Since we’re on the list here of local housing providers which accept HUD, we get calls every few days of people looking for houses. This means our advertising budget is pretty much zero and we generally stay full. We don’t have to advertise on a website here. When the people go to the orientation to get their voucher, they get a call list for providers. The local office knows we have several properties too so that helps as well.

For inspections, it should also be noted that sometimes there is a pretty decent wait time for a move-in inspection. The busy local office has taken up to six weeks to get us a move-in inspection. That’s unnecessary vacant time for the units. The benefit of waiting for this though is that the tenant will be on a 12 month lease and as you stated, at least some (if not all) of their rent will be paid by the gov’t direct deposit on the first day of the month. Our other local office that isn’t as busy can get us an inspection with virtually no notice. That guy is awesome to work with. For the move-in inspection, we can usually get the inspector to drop back by in a couple days or even just fax in a signed repair sheet (for certain minor hit-list items) to get the money started. Once again, this varies by office so Landlords should check with their local office for expected wait times.
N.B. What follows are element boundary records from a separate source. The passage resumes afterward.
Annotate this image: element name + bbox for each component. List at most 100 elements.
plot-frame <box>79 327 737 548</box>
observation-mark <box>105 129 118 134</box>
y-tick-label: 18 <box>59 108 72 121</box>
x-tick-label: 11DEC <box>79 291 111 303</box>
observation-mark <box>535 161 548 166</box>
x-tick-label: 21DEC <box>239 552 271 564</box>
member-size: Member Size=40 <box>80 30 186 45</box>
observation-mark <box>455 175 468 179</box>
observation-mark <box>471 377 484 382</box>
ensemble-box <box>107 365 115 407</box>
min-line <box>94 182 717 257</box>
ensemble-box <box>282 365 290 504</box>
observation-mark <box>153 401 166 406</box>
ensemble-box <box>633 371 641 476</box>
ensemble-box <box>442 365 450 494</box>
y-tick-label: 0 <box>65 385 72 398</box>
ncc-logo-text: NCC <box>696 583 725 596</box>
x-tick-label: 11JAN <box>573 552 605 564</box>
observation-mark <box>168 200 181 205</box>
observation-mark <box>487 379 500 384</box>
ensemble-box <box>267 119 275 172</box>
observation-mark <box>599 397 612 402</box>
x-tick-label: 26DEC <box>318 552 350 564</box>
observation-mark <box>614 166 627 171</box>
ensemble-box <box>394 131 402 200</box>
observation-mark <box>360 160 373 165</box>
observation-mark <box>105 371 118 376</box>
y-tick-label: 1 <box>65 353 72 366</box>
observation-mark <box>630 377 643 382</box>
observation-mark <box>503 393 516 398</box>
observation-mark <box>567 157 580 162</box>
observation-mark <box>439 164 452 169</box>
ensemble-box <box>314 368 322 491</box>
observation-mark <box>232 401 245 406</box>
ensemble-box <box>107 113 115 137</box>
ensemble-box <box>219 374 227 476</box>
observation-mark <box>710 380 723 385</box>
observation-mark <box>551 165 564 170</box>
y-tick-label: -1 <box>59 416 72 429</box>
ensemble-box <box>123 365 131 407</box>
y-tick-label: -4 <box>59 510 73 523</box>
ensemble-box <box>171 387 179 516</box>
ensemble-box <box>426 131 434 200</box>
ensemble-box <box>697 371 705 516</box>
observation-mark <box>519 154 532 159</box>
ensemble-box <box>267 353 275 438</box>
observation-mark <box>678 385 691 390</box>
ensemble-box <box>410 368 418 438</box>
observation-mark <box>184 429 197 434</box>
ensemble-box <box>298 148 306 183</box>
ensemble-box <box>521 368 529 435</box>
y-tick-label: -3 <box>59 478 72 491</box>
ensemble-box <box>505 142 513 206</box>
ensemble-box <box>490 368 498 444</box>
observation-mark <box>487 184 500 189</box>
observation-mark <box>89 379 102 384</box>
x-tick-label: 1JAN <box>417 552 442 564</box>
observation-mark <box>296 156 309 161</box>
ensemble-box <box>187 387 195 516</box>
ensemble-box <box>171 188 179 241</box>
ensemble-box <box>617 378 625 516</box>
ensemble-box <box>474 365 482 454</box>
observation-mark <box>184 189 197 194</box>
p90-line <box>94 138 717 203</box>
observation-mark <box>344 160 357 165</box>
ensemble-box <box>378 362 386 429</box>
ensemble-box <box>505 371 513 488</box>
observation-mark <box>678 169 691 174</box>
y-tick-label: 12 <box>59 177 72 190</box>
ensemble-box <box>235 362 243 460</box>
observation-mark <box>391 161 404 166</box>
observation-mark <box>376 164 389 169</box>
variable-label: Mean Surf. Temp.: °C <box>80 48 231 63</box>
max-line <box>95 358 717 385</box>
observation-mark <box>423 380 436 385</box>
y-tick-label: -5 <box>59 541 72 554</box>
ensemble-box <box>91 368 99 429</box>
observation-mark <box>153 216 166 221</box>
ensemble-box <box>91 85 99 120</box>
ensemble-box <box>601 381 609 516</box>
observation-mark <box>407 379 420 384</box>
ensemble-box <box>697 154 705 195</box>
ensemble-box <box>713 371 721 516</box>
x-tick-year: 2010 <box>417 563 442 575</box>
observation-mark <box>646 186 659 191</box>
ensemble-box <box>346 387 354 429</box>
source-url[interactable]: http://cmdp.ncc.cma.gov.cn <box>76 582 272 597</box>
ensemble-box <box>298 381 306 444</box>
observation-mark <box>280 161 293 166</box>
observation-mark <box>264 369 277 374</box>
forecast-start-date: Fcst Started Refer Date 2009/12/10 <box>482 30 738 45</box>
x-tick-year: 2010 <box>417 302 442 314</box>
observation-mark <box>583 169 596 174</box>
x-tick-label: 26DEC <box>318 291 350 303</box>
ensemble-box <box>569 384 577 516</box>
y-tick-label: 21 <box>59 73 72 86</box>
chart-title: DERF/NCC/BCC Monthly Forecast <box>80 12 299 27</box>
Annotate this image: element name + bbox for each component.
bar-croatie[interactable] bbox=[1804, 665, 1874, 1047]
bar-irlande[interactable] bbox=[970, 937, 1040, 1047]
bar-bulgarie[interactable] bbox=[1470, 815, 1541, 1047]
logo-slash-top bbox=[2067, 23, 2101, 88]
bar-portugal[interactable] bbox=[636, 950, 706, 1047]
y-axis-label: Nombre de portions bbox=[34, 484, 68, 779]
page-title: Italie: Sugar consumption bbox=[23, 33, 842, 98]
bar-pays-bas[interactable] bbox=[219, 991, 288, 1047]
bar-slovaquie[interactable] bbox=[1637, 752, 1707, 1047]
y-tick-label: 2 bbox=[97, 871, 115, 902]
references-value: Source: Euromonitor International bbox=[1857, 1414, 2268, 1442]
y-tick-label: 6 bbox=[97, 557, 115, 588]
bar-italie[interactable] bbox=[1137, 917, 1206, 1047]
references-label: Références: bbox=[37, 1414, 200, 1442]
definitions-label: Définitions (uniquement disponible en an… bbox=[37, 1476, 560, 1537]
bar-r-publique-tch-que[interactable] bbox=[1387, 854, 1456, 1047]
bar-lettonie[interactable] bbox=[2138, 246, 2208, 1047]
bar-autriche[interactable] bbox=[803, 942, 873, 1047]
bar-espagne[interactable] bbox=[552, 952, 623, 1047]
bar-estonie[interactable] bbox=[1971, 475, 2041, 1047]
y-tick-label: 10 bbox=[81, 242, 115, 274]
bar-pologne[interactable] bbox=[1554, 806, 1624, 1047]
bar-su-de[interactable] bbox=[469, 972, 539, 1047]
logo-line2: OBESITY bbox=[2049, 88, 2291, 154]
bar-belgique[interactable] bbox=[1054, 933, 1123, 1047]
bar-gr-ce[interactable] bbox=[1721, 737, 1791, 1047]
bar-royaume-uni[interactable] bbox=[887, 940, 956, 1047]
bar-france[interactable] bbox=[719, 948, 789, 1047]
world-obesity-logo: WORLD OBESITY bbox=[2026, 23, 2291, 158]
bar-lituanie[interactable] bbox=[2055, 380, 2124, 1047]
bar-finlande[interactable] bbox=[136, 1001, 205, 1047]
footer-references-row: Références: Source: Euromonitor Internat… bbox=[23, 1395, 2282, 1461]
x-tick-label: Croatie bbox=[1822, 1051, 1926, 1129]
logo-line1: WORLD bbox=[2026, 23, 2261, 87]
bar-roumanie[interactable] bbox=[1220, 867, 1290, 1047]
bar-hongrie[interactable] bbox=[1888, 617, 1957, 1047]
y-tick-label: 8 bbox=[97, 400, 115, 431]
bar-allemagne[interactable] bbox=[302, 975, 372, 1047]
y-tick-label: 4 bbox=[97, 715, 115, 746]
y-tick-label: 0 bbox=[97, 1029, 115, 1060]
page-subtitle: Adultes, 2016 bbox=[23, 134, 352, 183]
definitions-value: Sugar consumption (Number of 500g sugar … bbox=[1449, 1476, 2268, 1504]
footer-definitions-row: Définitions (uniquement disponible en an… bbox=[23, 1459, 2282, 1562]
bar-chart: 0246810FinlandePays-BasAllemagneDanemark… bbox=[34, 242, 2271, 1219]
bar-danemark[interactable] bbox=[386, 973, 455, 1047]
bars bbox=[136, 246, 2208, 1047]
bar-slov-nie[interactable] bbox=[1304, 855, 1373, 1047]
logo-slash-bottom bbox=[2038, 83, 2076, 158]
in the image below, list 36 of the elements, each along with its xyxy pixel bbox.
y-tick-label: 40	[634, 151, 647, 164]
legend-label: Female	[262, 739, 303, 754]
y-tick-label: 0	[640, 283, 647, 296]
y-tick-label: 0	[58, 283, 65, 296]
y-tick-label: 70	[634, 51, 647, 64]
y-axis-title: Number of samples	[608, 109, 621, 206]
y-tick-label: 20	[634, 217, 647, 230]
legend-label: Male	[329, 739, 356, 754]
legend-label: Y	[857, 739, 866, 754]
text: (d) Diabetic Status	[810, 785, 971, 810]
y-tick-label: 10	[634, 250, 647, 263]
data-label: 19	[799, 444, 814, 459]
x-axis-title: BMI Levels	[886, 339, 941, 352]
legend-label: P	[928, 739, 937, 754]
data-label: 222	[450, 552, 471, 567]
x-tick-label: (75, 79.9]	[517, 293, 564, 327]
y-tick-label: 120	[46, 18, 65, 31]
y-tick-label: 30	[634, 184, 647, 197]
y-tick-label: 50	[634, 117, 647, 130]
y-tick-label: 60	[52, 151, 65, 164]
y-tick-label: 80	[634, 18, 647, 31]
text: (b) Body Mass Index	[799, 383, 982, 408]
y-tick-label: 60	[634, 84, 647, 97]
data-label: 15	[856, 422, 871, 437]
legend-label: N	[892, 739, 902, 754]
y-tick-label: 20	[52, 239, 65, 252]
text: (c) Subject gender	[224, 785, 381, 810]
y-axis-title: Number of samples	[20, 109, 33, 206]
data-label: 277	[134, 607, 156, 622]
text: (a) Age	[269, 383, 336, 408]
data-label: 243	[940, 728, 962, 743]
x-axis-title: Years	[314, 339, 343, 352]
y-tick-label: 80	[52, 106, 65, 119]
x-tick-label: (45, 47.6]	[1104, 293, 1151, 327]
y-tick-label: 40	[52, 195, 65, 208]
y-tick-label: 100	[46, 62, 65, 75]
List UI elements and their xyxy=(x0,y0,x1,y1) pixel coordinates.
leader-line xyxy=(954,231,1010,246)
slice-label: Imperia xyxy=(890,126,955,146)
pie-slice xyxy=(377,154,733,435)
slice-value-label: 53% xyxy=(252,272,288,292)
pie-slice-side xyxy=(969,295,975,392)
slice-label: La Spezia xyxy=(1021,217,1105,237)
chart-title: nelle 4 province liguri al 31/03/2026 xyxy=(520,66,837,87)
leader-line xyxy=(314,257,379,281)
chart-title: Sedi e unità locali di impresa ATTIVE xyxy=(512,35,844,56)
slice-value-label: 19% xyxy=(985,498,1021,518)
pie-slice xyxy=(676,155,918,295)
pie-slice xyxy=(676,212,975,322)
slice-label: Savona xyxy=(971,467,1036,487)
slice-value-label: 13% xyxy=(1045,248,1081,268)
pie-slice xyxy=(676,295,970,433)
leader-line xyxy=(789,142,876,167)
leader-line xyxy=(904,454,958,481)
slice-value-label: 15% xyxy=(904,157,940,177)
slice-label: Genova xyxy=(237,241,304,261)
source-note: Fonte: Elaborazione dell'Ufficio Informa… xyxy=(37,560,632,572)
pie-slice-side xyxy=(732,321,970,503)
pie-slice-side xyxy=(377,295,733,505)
You’re right about Section 8 not being responsible for damages. The key item for tenants is that they lose their voucher if they get evicted. Some people don’t care, but others will do what’s right to stay on the program. I once evicted a woman over her $52 portion of the rent. She lost her voucher for that and sometimes the waitlist for vouchers here can take 18 months. Low-income tenants in general can be pretty slippery and difficult to track down and get money from. They often won’t have any type of trade skill and will jump from min wage job to job so garnishing wages is difficult if not impossible. We’re starting to use a collection agency so they can deal with the headache instead of us.

Some Landlords don’t want to keep up a property to Section 8 standards so they won’t accept Section 8 tenants. It’s usually either the slumlords with crappy properties or the people with nicer properties which won’t accept Section 8. The program gets a bad rap (leaving my political feelings aside here), but we have some Section 8 tenants which keep the houses very clean and act mature in their dealings with us.

Additional occupants are often a problem. The typical scenario is the woman with several kids will be unmarried and claim she’s destitute to get her voucher. The gov’t will pick up the tab for the rent. After she moves in, here comes the “boyfriend.” She’ll try to move him in, but say he doesn’t live there. The result is the gov’t subsidizes the families biggest living expense (housing) while any money the man brings in can go to get the “extra” things like big screen TVs, big wheels for the car, subwoofers, etc.

For your “tenant issues” example, there is a clause in our lease which states which items a tenant will be responsible for. Windows broken by the tenant or their guest is explicitly stated there. They would have no argument against us for that.

In closing, dealing with Section 8 requires a little more paperwork and effort than just regular paying tenants, but I believe it’s worth it. About 1/2 our monthly income gets direct deposited on the first day of the month. I’ve had regular paying tenants behave worse than most of my Section 8 tenants. Much of your experience with the program will depend on the local Section 8 office. You’ll learn little lessons along the way about their procedures and things they look for on inspections. Remember to do your own tenant screening and background checks even on Section 8 applicants!!